Chief Executive Officer atau CEO Robinhood, Vlad Tenev, menegaskan bahwa industri keuangan global saat ini telah memasuki fase awal siklus super tokenisasi aset nyata atau real-world assets (RWA). Lewat artikel yang diterbitkannya di platform X pada Rabu, (19/8), Tenev menyoroti bahwa adopsi tokenisasi telah menjadi arus utama yang tak terhentikan, sembari mendesak regulator dan pembuat kebijakan di Amerika Serikat untuk segera memodernisasi aturan pasar modal demi membuka jalan bagi perdagangan saham tertokenisasi di pasar domestik.
​Tenev membeberkan keberhasilan ekspansi produk tokenisasi saham Robinhood di luar pasar AS melalui jaringan Robinhood Chain, yang kini tercatat sebagai jaringan EVM tercepat dalam mencapai 100 juta transaksi.

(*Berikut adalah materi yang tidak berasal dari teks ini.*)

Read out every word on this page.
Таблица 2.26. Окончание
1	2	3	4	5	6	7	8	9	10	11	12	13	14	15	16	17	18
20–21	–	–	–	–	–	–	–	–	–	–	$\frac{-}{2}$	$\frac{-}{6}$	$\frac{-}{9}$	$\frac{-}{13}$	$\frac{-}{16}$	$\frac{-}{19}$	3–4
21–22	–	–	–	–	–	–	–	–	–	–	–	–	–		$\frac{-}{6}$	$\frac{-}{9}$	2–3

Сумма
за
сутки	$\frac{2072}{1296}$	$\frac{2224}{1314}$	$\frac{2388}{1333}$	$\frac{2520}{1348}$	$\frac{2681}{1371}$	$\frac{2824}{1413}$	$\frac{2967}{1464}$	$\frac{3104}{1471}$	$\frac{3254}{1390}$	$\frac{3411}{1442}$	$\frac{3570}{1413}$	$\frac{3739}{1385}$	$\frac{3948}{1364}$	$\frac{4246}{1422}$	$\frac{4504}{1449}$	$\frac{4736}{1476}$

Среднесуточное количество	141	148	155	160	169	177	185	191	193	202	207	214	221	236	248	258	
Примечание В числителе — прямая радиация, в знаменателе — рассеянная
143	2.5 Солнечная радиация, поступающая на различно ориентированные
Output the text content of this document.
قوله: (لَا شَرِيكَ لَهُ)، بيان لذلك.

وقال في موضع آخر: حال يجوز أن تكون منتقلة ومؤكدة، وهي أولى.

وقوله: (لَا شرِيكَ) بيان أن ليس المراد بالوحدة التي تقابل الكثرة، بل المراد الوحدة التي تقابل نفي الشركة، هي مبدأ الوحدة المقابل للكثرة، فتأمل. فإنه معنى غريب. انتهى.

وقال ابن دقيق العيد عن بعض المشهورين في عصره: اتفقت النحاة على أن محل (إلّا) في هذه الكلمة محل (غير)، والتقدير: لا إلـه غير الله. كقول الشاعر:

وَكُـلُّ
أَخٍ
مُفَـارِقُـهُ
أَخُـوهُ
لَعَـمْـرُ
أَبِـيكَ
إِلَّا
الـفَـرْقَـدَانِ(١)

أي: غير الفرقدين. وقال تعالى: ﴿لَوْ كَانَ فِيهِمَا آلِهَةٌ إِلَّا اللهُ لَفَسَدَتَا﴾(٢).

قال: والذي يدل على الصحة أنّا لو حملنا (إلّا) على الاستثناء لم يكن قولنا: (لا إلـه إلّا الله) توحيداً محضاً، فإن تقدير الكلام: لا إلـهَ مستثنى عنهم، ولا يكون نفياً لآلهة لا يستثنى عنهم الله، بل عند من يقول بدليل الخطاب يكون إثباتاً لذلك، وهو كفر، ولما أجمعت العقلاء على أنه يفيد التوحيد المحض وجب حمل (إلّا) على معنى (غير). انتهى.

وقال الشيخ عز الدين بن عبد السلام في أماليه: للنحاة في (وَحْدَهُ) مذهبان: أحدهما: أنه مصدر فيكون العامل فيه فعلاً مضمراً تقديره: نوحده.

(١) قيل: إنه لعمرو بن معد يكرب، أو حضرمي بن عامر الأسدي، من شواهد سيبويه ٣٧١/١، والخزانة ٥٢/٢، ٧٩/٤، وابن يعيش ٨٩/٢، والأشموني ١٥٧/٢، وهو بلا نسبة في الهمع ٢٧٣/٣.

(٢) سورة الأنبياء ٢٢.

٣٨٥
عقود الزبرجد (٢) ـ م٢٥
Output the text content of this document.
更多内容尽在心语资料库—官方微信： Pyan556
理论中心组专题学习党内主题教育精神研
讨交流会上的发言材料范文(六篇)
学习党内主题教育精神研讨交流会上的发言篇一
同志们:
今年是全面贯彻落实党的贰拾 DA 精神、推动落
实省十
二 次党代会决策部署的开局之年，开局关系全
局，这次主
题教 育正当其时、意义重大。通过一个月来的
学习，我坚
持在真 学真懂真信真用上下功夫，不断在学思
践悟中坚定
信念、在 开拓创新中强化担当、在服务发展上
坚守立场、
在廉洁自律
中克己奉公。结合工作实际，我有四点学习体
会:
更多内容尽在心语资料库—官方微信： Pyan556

Produk Stock Tokens tersebut telah memfasilitasi pengguna di lebih dari 120 negara untuk mengakses eksposur ekonomi ke lebih dari 190 saham AS dengan jaminan aset 1 banding 1. Namun, akses perdagangan inovatif ini masih belum dapat dinikmati oleh para investor domestik di AS akibat terbentur regulasi sekuritas lawas.
​Menurut Tenev, tokenisasi saham menawarkan tiga keunggulan revolusioner bagi ekosistem keuangan: penyelesaian transaksi instan atau real-time settlement yang memangkas risiko likuiditas lembaga kliring, perdagangan aktif tanpa henti selama 24 jam penuh setiap hari, serta kendali mandiri atas aset atau self-custody yang memudahkan portabilitas lintas platform dan protokol DeFi. Ia mengingatkan bahwa jika kerangka regulasi AS tidak segera diperbarui, investor Amerika Serikat justru berisiko tertinggal dari negara lain dalam mengadopsi masa depan kepemilikan aset berbasis blockchain.